Analysis: The goods imported were covered by the description in the DFIA as "food flavour" and no condition was attached to the transferred licence imposing an actual user restriction on the transferee. The transferee of a freely transferable DFIA was not required to establish actual user compliance merely because the SION entry or ITC heading was relied upon by the department. The Tribunal also noted that in similar matters involving the same goods, appellate orders allowing the import had been accepted by the department, and that prior judicial and departmental positions supported clearance of the goods without the stringent conditions imposed by the adjudicating authority. In these circumstances, insisting on a bond for 100% of the value and bank guarantee for 100% of the duty foregone was held to be arbitrary and unsustainable.
Conclusion: The import of saffron under the DFIA was held permissible as "food flavour" without an actual user condition, and the direction to furnish 100% bond and 100% bank guarantee was set aside.

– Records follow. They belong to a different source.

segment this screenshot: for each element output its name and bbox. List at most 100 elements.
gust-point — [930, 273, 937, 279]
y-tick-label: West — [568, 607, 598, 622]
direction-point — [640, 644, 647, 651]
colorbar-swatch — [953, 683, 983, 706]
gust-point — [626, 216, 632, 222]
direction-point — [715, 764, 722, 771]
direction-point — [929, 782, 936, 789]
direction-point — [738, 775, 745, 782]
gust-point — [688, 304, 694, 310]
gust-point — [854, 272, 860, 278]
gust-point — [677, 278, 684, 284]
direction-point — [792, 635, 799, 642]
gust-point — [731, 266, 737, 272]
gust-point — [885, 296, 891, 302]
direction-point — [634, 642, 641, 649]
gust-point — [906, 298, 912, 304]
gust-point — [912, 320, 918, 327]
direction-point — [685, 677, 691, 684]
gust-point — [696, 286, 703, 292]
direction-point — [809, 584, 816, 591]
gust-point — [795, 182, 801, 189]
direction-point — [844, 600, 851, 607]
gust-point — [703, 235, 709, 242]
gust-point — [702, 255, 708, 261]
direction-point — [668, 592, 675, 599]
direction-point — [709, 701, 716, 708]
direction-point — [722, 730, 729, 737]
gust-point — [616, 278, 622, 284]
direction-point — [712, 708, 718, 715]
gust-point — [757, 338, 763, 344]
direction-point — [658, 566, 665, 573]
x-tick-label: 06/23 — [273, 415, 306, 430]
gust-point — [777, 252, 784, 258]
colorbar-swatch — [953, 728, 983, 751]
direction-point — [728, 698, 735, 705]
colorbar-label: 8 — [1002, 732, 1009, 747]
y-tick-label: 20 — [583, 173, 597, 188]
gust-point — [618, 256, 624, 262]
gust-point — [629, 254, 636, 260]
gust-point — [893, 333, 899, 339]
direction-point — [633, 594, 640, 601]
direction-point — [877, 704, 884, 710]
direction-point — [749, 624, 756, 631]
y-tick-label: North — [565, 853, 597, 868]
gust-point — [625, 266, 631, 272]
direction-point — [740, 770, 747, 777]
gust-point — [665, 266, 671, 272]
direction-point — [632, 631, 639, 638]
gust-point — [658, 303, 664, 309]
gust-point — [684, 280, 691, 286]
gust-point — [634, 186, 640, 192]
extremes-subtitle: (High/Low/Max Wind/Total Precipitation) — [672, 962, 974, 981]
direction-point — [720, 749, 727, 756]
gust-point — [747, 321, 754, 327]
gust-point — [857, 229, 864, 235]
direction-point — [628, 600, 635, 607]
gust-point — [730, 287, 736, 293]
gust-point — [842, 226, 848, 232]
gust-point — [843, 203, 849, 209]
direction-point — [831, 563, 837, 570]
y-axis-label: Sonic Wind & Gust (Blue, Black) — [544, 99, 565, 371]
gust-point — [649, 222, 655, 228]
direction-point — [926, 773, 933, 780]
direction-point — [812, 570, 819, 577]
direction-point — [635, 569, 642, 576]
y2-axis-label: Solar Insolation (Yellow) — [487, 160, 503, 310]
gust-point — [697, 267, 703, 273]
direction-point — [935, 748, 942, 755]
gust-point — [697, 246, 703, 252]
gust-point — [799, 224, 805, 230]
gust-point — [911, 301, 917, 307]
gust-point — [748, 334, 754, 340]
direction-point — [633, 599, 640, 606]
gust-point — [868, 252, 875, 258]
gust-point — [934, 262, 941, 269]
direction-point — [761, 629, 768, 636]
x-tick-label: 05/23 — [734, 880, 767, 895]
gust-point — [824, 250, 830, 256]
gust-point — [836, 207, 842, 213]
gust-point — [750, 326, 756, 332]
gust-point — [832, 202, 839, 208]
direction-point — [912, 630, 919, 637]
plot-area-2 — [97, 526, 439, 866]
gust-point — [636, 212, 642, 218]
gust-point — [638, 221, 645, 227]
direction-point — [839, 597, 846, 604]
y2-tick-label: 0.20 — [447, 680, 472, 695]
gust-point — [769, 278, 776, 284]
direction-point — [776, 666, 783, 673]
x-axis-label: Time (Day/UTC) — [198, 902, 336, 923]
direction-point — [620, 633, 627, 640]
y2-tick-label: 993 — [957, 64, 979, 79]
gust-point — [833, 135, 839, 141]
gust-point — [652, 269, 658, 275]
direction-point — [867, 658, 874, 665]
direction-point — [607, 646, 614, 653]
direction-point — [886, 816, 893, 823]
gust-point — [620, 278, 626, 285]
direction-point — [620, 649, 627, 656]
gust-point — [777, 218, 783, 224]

Final Conclusion: The consignment was directed to be released by accepting the DFIA, and the Customs authorities were held not justified in imposing the impugned provisional release conditions.
Ratio Decidendi: Where a transferred DFIA covers the imported goods by description and no actual user condition is attached to the licence, Customs cannot deny the benefit or impose onerous provisional release conditions inconsistent with the licence and the settled appellate position.